Sem inventar na fórmula, o documentário, apresentado no Tribeca Festival 2021 e já disponível no streaming discovery+ nos EUA, se constrói com depoimentos, imagens de arquivo e a leitura de trechos das cartas. Embora ganhe pontos ao definir características para cada uma das drags — suas cartas são diferenciadas não apenas pelas vozes e pela grafia, mas também por padrões que se associam a suas personalidades –, a repetição das cabeças falantes e a pontuação da trilha sonora não são elementos que acrescentariam muito ao filme se não fosse seu conteúdo realmente extraordinário.
P.S. Burn This Letter Please tem duas figuras que se destacam mais: Reno, o amigo que serve como uma espécie de ponto de conversão da cena drag queen nova-iorquina, mesmo que à distância, e Josephine Baker, a mais exuberante de todas, que deixou sua marca na memória de todos, mas traz um universo composto por outras de enorme grandeza, como Daphne, Adrian, Terry Howe, Robbie Ross, Claudia, Dayzee Dee, Terry Noel, Rita George e Tish. O longa explora todo o brilho das rainhas nas noites e as histórias de composição de suas personagens, além de falar da rede de apoio e do forte senso de união entre elas.
A forte ligação e todo esse senso de proteção e cuidado, demonstrado pela própria rede estabelecida com as cartas e pela proximidade entre as histórias contadas por aqueles que falam está intimamente atrelada a uma realidade nada glamurosa e bonita, a do preconceito que, se hoje ainda é terrível, cruel e responsável pela morte de milhares de pessoas no mundo, à época, com a invisibilidade ainda maior, era ainda pior. A rejeição da família, as agressões constantes, o sentimento de inadequação e não pertencimento são uma constante. “Se você quer ser uma ‘susie’ não deixe que os pecados do seu coração apareçam na sua cara!”

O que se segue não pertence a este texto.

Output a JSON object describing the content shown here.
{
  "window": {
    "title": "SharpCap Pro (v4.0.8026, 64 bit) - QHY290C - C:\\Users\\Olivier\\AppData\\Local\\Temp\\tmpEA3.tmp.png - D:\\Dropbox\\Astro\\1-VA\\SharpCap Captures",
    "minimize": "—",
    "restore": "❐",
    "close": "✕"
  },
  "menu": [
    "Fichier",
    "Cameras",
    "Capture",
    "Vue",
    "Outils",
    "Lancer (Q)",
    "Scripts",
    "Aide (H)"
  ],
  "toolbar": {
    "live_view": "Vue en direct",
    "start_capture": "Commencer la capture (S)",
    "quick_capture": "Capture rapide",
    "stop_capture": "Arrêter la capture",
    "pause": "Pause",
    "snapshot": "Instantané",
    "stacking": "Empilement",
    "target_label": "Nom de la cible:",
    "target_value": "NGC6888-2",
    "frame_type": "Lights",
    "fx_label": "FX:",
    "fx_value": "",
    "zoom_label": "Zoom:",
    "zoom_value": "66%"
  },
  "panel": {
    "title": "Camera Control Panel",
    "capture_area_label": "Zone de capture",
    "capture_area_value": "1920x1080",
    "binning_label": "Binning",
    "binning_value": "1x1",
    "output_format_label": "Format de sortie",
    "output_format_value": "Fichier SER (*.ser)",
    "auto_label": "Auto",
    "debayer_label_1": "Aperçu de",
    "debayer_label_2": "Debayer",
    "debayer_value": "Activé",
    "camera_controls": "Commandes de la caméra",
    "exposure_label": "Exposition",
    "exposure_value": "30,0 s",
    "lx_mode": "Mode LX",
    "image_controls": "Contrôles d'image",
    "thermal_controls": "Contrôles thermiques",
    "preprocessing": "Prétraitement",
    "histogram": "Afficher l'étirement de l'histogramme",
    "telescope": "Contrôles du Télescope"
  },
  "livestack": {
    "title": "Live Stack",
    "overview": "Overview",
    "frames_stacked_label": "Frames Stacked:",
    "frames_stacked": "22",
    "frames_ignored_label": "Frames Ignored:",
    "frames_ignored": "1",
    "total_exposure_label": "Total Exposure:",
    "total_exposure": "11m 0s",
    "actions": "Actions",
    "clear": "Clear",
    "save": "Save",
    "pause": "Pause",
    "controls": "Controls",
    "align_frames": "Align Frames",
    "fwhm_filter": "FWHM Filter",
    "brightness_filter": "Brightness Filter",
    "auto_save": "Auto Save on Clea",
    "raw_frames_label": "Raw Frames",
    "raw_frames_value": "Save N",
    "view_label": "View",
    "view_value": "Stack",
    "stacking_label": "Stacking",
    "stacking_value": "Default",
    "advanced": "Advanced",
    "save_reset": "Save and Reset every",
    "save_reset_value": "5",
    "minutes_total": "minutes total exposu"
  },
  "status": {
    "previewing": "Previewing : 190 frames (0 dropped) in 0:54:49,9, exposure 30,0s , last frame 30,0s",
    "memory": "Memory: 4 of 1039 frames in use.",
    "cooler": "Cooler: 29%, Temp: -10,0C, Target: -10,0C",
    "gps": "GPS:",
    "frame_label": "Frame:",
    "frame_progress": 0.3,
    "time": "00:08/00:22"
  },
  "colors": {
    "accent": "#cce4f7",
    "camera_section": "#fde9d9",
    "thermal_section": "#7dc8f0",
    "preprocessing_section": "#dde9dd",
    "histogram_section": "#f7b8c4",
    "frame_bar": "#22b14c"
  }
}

Mas se o tom é pesado em muitos momentos, e seria impossível não ser, visto que a nossa sociedade é apodrecida e está léguas longe da conscientização e da percepção do outro enquanto ser humano igual e digno de direitos, P.S. Burn This Letter Please equilibra ao trazer passagens divertidas, como a maravilhosa história da invasão do Metropolitan Opera. O longa traz ainda outras questões de interesse como as diferenças dentro do mesmo universo, a transexualidade e a representatividade negra na cena daquele período.
Entre a saudade daqueles que contam suas histórias e lembram seus momentos de glamour há mais de 60 anos, e a montagem para receber os aplausos no presente e ser ver acolhido e representado numa parada gay como jamais existiria na época, P.S. Burn This Letter Please é um filme que supera sua forma para fazer chorar e fazer rir. Um documento que, independentemente de sua forma, tem um valor histórico inegável.